Infrared imagery from the GOES-16 weather satellite shows the formation of Tropical Storm Iba off the east coast of Brazil at 16 UTC on March 24, 2019. (Source: Cooperative Institute for Meteorological Satellite Studies)

Infrared imagery from the GOES-16 weather satellite shows the formation of Tropical Storm Iba off the east coast of Brazil at 16 UTC on March 24, 2019. (Note: This is a big file, so after you click on the screenshot, the animation may take a little while to load.  Source: Cooperative Institute for Meteorological Satellite Studies)

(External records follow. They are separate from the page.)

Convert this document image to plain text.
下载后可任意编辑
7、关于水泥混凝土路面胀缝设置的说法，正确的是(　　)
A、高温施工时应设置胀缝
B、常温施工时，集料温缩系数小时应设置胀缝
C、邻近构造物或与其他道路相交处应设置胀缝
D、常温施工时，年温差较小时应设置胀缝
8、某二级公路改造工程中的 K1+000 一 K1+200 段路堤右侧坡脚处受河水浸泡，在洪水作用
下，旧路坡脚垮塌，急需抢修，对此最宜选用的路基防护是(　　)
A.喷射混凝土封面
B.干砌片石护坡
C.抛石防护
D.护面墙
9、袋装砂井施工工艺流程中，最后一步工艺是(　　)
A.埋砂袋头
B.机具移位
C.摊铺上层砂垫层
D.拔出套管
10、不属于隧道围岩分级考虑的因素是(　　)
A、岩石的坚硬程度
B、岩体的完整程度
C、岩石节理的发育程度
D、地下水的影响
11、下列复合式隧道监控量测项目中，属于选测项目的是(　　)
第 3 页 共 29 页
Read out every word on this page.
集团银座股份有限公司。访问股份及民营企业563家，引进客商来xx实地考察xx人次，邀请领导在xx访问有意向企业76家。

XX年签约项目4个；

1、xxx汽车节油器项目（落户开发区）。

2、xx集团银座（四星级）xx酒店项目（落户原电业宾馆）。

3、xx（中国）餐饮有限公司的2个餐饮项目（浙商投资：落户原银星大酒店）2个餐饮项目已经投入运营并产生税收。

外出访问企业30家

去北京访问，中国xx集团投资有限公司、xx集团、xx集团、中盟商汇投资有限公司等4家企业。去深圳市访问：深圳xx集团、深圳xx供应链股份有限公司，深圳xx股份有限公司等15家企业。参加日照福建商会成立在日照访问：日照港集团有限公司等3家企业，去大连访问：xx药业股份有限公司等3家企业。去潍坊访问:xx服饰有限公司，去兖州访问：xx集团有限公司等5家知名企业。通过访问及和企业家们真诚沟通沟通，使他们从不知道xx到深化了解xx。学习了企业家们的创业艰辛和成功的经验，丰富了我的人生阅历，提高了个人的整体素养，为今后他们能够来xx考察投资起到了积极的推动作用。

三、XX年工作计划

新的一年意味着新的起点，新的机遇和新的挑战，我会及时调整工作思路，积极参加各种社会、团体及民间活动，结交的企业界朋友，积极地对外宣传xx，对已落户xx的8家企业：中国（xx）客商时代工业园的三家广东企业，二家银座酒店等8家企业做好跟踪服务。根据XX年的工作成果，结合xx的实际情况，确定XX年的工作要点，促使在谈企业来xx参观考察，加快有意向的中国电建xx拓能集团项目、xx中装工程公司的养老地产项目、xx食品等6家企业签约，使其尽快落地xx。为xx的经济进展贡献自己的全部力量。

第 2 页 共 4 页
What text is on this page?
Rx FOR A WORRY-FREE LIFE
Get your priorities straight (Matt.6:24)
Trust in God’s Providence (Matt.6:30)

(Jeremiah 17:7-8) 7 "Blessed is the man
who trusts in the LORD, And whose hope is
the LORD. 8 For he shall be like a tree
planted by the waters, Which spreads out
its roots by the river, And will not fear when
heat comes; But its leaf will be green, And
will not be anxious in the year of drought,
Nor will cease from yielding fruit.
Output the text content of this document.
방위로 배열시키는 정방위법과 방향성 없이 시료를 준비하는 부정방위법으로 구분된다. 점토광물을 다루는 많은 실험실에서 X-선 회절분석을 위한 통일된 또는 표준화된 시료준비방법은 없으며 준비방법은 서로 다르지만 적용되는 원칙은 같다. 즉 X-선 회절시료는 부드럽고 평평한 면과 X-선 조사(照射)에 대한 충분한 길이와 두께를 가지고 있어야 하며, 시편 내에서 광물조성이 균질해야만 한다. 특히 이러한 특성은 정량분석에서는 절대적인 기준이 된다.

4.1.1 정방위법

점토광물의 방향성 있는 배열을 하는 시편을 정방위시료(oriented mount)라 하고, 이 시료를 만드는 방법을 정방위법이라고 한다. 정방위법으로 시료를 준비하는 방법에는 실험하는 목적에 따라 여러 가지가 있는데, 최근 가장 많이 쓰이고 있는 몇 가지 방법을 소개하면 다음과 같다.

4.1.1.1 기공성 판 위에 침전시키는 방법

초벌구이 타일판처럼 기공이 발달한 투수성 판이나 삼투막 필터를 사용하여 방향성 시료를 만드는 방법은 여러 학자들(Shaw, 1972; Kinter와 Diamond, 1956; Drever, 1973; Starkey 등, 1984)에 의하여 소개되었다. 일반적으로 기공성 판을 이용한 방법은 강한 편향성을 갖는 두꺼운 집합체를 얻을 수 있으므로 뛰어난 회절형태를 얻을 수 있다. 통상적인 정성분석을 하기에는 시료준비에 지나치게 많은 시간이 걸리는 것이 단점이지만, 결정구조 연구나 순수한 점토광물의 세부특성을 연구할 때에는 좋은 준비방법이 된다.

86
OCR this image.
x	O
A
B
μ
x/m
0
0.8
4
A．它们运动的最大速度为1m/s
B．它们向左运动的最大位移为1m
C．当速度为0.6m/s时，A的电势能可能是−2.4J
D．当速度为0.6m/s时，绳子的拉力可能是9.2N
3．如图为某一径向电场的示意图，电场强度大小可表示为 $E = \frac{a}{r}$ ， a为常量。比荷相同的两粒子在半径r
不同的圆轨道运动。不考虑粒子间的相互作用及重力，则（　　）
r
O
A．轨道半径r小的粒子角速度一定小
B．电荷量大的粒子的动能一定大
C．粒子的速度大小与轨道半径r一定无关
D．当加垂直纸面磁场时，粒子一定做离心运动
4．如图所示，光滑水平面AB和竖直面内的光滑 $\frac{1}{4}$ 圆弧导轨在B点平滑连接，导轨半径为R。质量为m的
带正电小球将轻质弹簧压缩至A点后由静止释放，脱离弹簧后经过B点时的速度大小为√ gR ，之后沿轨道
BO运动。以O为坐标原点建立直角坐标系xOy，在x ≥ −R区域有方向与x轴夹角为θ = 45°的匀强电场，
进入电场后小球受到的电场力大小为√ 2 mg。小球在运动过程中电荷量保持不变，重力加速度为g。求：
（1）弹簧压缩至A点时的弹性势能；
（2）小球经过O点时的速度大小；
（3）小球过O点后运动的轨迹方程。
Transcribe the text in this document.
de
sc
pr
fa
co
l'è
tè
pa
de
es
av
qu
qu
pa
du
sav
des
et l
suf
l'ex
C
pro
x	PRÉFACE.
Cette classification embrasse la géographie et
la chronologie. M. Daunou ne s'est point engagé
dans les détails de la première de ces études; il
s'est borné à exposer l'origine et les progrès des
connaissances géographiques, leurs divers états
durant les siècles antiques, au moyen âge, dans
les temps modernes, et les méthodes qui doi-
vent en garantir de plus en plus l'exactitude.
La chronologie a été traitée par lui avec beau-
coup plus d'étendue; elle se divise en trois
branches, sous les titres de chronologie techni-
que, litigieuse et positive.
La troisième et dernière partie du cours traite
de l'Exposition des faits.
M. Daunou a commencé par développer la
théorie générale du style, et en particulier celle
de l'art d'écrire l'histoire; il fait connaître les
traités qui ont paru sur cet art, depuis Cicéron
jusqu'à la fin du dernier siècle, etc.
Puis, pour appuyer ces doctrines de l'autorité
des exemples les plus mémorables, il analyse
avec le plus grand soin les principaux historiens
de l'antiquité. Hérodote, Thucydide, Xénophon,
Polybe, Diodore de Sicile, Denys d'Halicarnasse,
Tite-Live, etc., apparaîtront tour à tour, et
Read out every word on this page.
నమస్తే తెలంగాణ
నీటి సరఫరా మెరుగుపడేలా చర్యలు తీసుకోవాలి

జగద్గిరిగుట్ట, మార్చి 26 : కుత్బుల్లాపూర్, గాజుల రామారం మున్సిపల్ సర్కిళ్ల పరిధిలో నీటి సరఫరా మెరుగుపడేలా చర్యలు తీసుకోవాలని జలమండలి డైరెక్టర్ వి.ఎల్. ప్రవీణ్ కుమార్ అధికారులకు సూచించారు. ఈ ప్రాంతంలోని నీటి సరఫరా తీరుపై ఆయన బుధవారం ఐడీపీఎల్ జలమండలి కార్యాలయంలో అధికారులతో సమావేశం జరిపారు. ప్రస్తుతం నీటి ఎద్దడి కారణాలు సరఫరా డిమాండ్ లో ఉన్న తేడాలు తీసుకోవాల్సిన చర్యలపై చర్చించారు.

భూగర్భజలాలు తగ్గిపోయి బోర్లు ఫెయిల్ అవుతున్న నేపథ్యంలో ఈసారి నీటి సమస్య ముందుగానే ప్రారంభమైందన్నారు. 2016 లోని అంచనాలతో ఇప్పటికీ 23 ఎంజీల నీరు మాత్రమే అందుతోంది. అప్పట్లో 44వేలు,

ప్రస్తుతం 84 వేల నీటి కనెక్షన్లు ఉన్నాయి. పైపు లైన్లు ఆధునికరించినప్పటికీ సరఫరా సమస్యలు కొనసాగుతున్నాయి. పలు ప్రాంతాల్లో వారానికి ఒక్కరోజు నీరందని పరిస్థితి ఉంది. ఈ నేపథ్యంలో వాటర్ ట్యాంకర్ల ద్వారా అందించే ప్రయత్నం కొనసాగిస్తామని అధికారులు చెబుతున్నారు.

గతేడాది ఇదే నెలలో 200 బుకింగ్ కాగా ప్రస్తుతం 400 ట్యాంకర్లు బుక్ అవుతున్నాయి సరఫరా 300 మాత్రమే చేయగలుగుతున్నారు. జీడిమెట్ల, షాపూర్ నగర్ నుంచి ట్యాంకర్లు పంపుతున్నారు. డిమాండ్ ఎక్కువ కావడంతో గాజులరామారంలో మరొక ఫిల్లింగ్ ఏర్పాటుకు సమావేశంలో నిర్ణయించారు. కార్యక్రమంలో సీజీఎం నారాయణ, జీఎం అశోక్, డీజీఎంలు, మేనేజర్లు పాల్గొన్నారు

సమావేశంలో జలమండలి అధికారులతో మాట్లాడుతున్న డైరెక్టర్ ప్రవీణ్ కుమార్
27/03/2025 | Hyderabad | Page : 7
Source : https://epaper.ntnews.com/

For the first time since 2010, a full-fledged tropical cyclone has formed in the South Atlantic Ocean.

Say hello to Tropical Storm Iba.

You can see it in the animation above, about 500 miles northeast of Rio de Janeiro, Brazil.

The animation consists of infrared imagery from the GOES-16 weather satellite. It shows Iba as it strengthened on Sunday. The false colors correspond to the temperature of the cloud tops in the storm, with black and pinkish colors indicative of the very coldest temperatures. (And at -90 C, or -130 F, in some pink areas, we’re talking very cold!)

Since temperature decreases as you go higher and higher in the troposphere, the coldest areas correspond to parts of the storm where clouds have blossomed most vigorously to the highest altitudes.

Iba

Tropical Storm Iba as seen in visible wavelengths of light by the GOES-16 weather satellite on March 24, 2019. (Note: This is another large file, so it may also take awhile to load after you’ve clicked on the screenshot.  Source: Cooperative Institute for Meteorological Satellite Studies)

This animation shows what Iba looks like in the visible portion of the electromagnetic spectrum. It consists of GOES-16 images acquired at intervals of just one minute apart. That gives the animation an almost real-time feel. I’m particularly struck by the detail visible in areas of the storm where clouds are boiling up to great heights.

Sub-tropical cyclones form about once a year in the South Atlantic. But those are different beasts from fully tropical cyclones, like Iba, which are much rarer in that part of the world.

Scientists once thought that tropical cyclones could not develop in the South Atlantic. As explained by Jonathan Belles of weather.com, there were two reasons for this:

First, wind shear is typically too strong there. Wind shear pushes thunderstorms away from any area of low pressure trying to develop, instead of letting convection cluster near the low.

Secondly, while tropical waves – disturbances not yet well organized – can act as seeds of tropical development as they roll westward from the coast of North Africa into the North Atlantic Ocean, no such tropical waves roll west off Africa south of the equator.

But in 2004, the formation of Hurricane Catarina showed that despite these factors, tropical cyclones could actually form in the South Atlantic. The storm came ashore in Brazil as a Category 1 equivalent on March 27, 2004. “More than 38,000 structures were damaged, and another 1,468 collapsed, with three people killed and 185 others injured,” according to meteorologist Jeff Masters, writing in a post at the Category 6 blog.

Iba

Tropical Storm Iba, as seen by the GOES-16 satellite on Monday, March 25, 2019. (Source: RAMMB/SLIDER)

Luckily, Iba is not expected to strengthen into a hurricane or threaten land.

In this view above of the storm, acquired today by GOES-16, wind shear has pushed some of the higher-level cloudiness away, revealing the low-level circulation center of the storm. Look for the whirlpool-like feature in the middle of the image. (And make sure to click on the image to enlarge it.)

Here’s an animation showing the swirling center of the storm, alongside an infrared view of the action:

Meanwhile, Down Undah…

Iba

Cyclones Veronica (left) and Trevor (right) are seen in this image from the Suomi NPP satellite along Australia’s north coast Saturday, March 23, 2019. (Source: NASA Worldview)

Australia has been smacked by twin tropical cyclones: Veronica and Trevor.

Trevor actually came ashore twice as a Category 3 storm with 115 mph winds. The first landfall was on Tuesday in Queensland. It then crossed the Cape York Peninsula and swept out into the Gulf of Carpentaria. The storm’s second Category 3 landfall came on Friday in the Northern Territory. You can see it in the image above acquired by the Suomi-NPP satellite. Trevor is the one to the right.

Meanwhile, Tropical Cyclone Veronica, to the left in the image, battered the northern Australian coast Saturday and Sunday (March 23 and 24) as it slowly moved just offshore for 12 hours. At one point it reached Category 4 strength with 130 mile per hour winds. It subsequently weakened and came ashore as a Category 2 storm.